Not only did Securency fail to prove that it would have used such lawful means, the majority of the High Court found that in the circumstances ‘it was highly improbable’ to have so acted.

Dr Berry was represented throughout the first instance and appellate proceedings by Marque Lawyers, Dr Christopher Ward SC and Philip Santucci, with the addition of the former solicitor-general, Justin Gleeson SC before the High Court.

Mr Sturzaker said that the High Court ruling shows that there are certainly implications for judgement with regards to fraud for company directors.

“In our case both the trial judge and the Full Court found that Securency had deliberately deceived our client through the actions of a senior employee (who was subsequently jailed),” Mr Sturzaker said. 

“What remained to be resolved was the question of the loss that followed from that fraud and who had the onus to prove what would have happened in the absence of the fraud.

“In the High Court we said the contract would not have been terminated through lawful means until much later.
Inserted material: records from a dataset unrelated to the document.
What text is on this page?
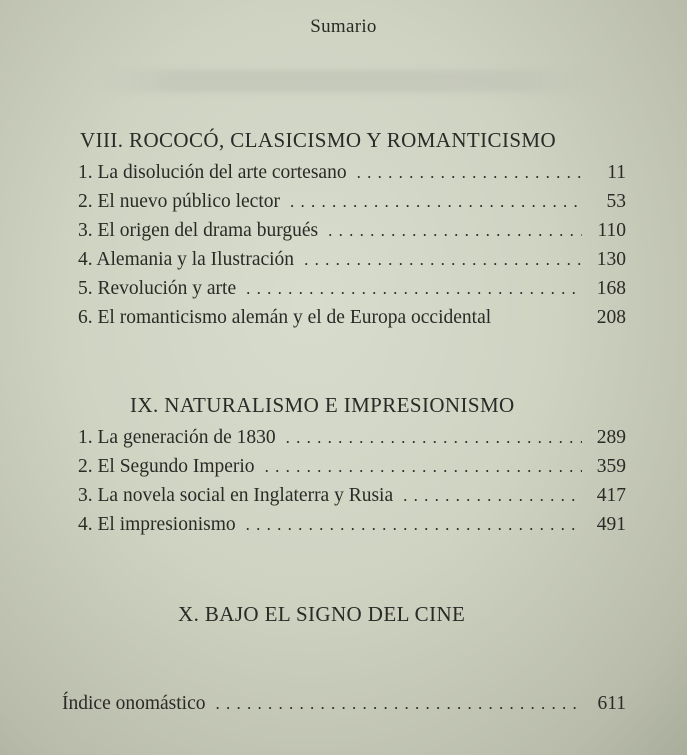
Sumario
VIII. ROCOCÓ, CLASICISMO Y ROMANTICISMO
1. La disolución del arte cortesano . . .	11
2. El nuevo público lector . . .	53
3. El origen del drama burgués . . .	110
4. Alemania y la Ilustración . . .	130
5. Revolución y arte . . .	168
6. El romanticismo alemán y el de Europa occidental	208
IX. NATURALISMO E IMPRESIONISMO
1. La generación de 1830 . . .	289
2. El Segundo Imperio . . .	359
3. La novela social en Inglaterra y Rusia . . .	417
4. El impresionismo . . .	491
X. BAJO EL SIGNO DEL CINE
Índice onomástico . . .	611
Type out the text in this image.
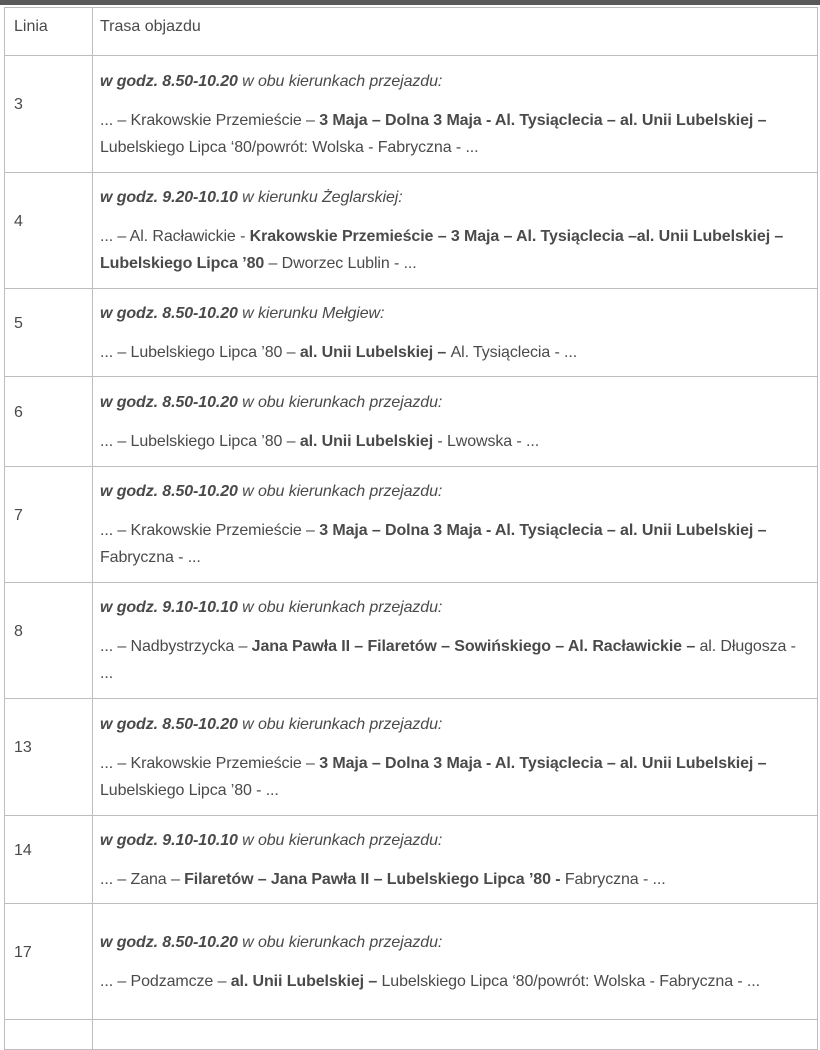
Linia	Trasa objazdu
3	w godz. 8.50-10.20 w obu kierunkach przejazdu:

... – Krakowskie Przemieście – 3 Maja – Dolna 3 Maja - Al. Tysiąclecia – al. Unii Lubelskiej – Lubelskiego Lipca ‘80/powrót: Wolska - Fabryczna - ...

4	w godz. 9.20-10.10 w kierunku Żeglarskiej:

... – Al. Racławickie - Krakowskie Przemieście – 3 Maja – Al. Tysiąclecia –al. Unii Lubelskiej – Lubelskiego Lipca ’80 – Dworzec Lublin - ...

5	w godz. 8.50-10.20 w kierunku Mełgiew:

... – Lubelskiego Lipca ’80 – al. Unii Lubelskiej – Al. Tysiąclecia - ...

6	w godz. 8.50-10.20 w obu kierunkach przejazdu:

... – Lubelskiego Lipca ’80 – al. Unii Lubelskiej - Lwowska - ...

7	w godz. 8.50-10.20 w obu kierunkach przejazdu:

... – Krakowskie Przemieście – 3 Maja – Dolna 3 Maja - Al. Tysiąclecia – al. Unii Lubelskiej – Fabryczna - ...

8	w godz. 9.10-10.10 w obu kierunkach przejazdu:

... – Nadbystrzycka – Jana Pawła II – Filaretów – Sowińskiego – Al. Racławickie – al. Długosza - ...

13	w godz. 8.50-10.20 w obu kierunkach przejazdu:

... – Krakowskie Przemieście – 3 Maja – Dolna 3 Maja - Al. Tysiąclecia – al. Unii Lubelskiej – Lubelskiego Lipca ’80 - ...

14	w godz. 9.10-10.10 w obu kierunkach przejazdu:

... – Zana – Filaretów – Jana Pawła II – Lubelskiego Lipca ’80 - Fabryczna - ...

17	w godz. 8.50-10.20 w obu kierunkach przejazdu:

... – Podzamcze – al. Unii Lubelskiej – Lubelskiego Lipca ‘80/powrót: Wolska - Fabryczna - ...
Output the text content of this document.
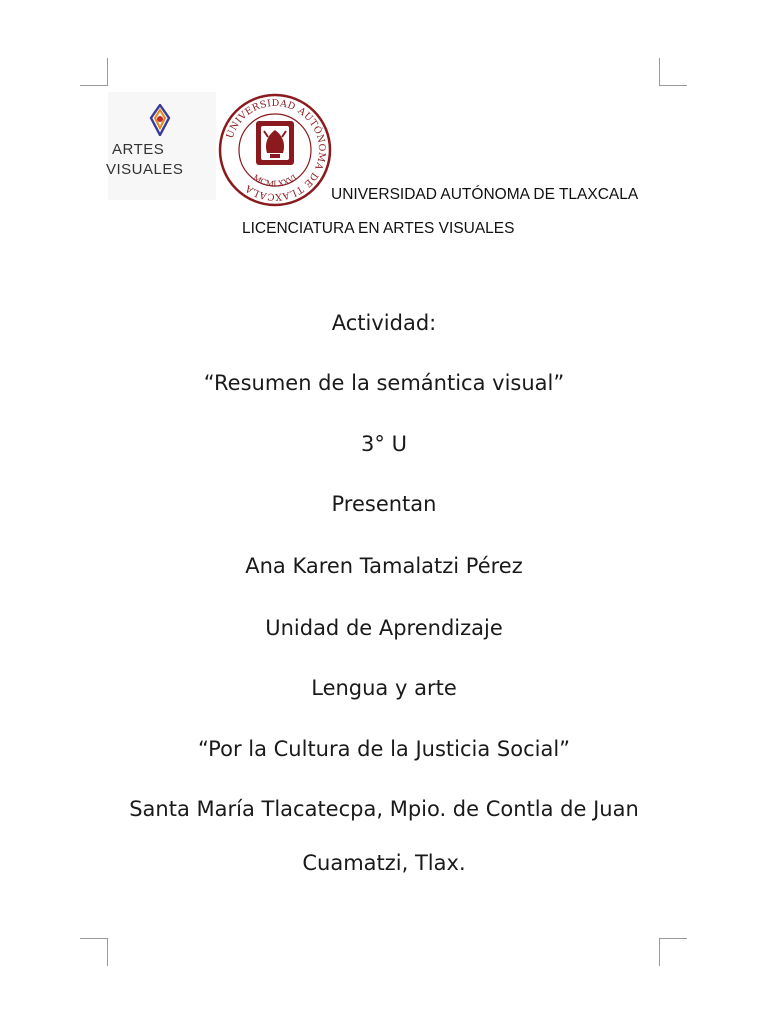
ARTES
VISUALES
UNIVERSIDAD AUTÓNOMA DE TLAXCALA
MCMLXXVI
UNIVERSIDAD AUTÓNOMA DE TLAXCALA
LICENCIATURA EN ARTES VISUALES
Actividad:
“Resumen de la semántica visual”
3° U
Presentan
Ana Karen Tamalatzi Pérez
Unidad de Aprendizaje
Lengua y arte
“Por la Cultura de la Justicia Social”
Santa María Tlacatecpa, Mpio. de Contla de Juan
Cuamatzi, Tlax.
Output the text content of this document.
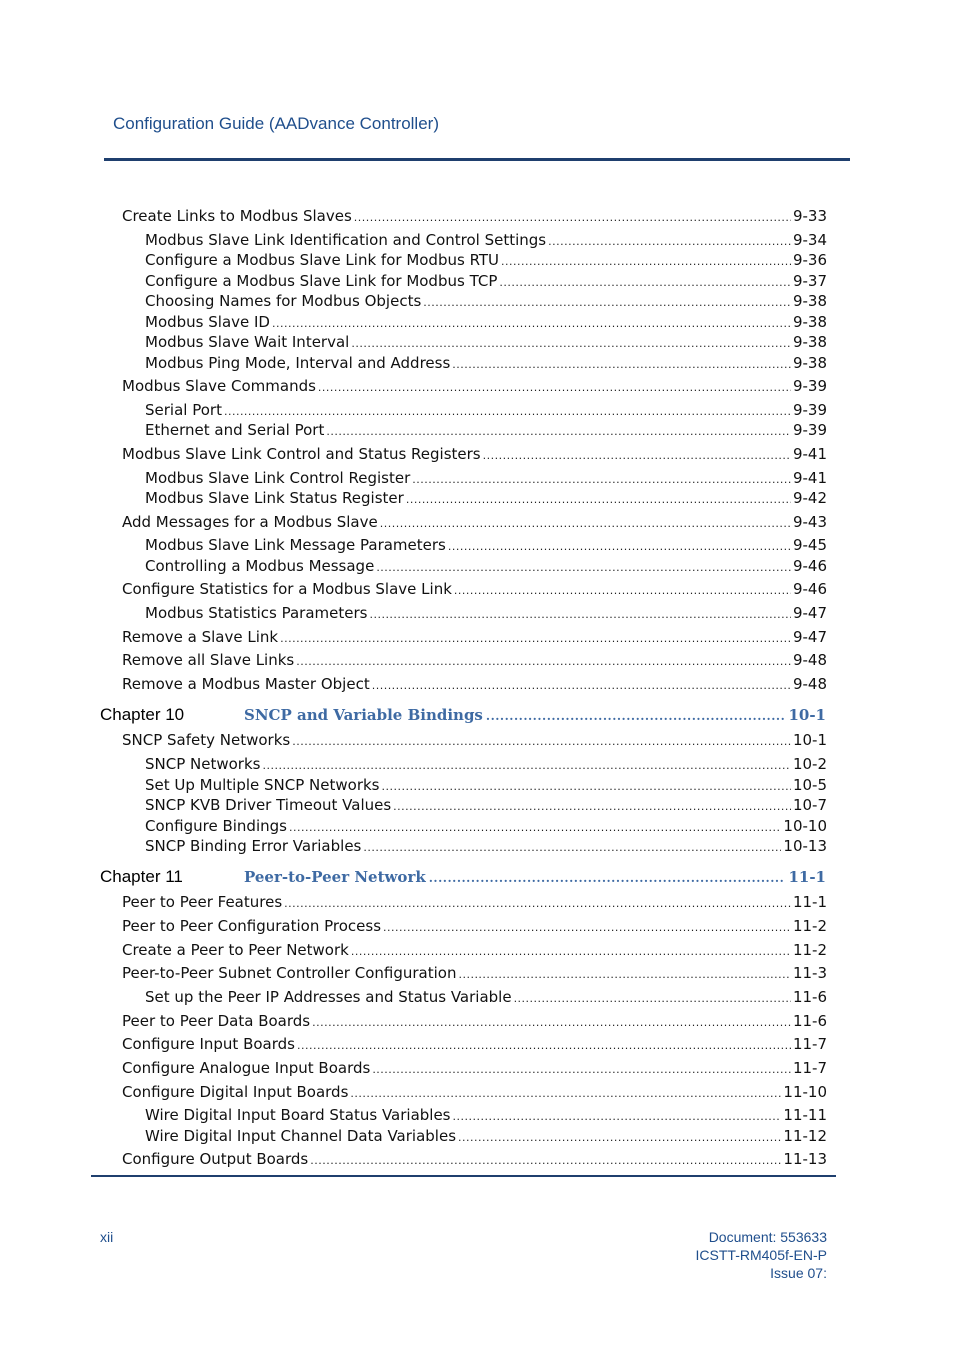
Configuration Guide (AADvance Controller)
Create Links to Modbus Slaves .....	9-33
Modbus Slave Link Identification and Control Settings .....	9-34
Configure a Modbus Slave Link for Modbus RTU .....	9-36
Configure a Modbus Slave Link for Modbus TCP .....	9-37
Choosing Names for Modbus Objects .....	9-38
Modbus Slave ID .....	9-38
Modbus Slave Wait Interval .....	9-38
Modbus Ping Mode, Interval and Address .....	9-38
Modbus Slave Commands .....	9-39
Serial Port .....	9-39
Ethernet and Serial Port .....	9-39
Modbus Slave Link Control and Status Registers .....	9-41
Modbus Slave Link Control Register .....	9-41
Modbus Slave Link Status Register .....	9-42
Add Messages for a Modbus Slave .....	9-43
Modbus Slave Link Message Parameters .....	9-45
Controlling a Modbus Message .....	9-46
Configure Statistics for a Modbus Slave Link .....	9-46
Modbus Statistics Parameters .....	9-47
Remove a Slave Link .....	9-47
Remove all Slave Links .....	9-48
Remove a Modbus Master Object .....	9-48
Chapter 10	SNCP and Variable Bindings .....	10-1
SNCP Safety Networks .....	10-1
SNCP Networks .....	10-2
Set Up Multiple SNCP Networks .....	10-5
SNCP KVB Driver Timeout Values .....	10-7
Configure Bindings .....	10-10
SNCP Binding Error Variables .....	10-13
Chapter 11	Peer-to-Peer Network .....	11-1
Peer to Peer Features .....	11-1
Peer to Peer Configuration Process .....	11-2
Create a Peer to Peer Network .....	11-2
Peer-to-Peer Subnet Controller Configuration .....	11-3
Set up the Peer IP Addresses and Status Variable .....	11-6
Peer to Peer Data Boards .....	11-6
Configure Input Boards .....	11-7
Configure Analogue Input Boards .....	11-7
Configure Digital Input Boards .....	11-10
Wire Digital Input Board Status Variables .....	11-11
Wire Digital Input Channel Data Variables .....	11-12
Configure Output Boards .....	11-13
xii	Document: 553633
ICSTT-RM405f-EN-P
Issue 07:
The High Court agreed and found that the wrongdoer, Securency failed to prove that it would have used such lawful means, the majority of the High Court found that in the circumstances ‘it was highly improbable’ to have so acted.”

The Securency and Note Printing Australia was a landmark bribery case that had revealed vital lessons for directors on dealing with cover-ups and whistleblowers.

Mr Sturzaker said that the case and the Securency scandal more generally revealed that Australian companies doing business overseas need to take rigorous steps to ensure that their employees act properly and in accordance with the law. 

“The consequences of not doing so can lead to years of litigation and millions of dollars in damages,” he said.

Professor Pamela Hanrahan had stated that the Securency scandal should be on every director’s radar because of the way the primary offending – the foreign bribery – was concealed within the entity. Rogue individuals may cut corners or break the law, but the real damage occurs when the corporate culture allows or encourages others to cover for them.

In March 2012, ASIC stated it had reviewed material provided to it by the Australian Federal Police for possible directors’ duty breaches and decided not to proceed to a formal investigation. 

As the scandal was so serious and had occurred so high up in Securency, it had raised questions about the decision not to hold its directors to account. 

CCL Secure Pty Ltd (“Securency”) was the manufacturer and designer of polymer technology, which included polymer banknotes. In association with the Reserve Bank of Australia, Securency had been attempting, as early as 1999, to obtain an order to produce such banknotes from the Central Bank of Nigeria.

Dr Berry was a director and shareholder of Global Secure Currency Limited (“GSC”), with substantial business experience in Nigeria. In 2003 he began working on behalf of Securency in respect of its proposed Nigerian venture. To begin with, Dr Berry had no formal contract with Securency. That changed around August 2006 and March 2007 when the parties executed agency agreements. 

The 2006 decision by the Nigerian government to convert its first banknotes to polymer proved to be immensely profitable to Securency. Dr Berry and GSC were instrumental in helping secure this outcome.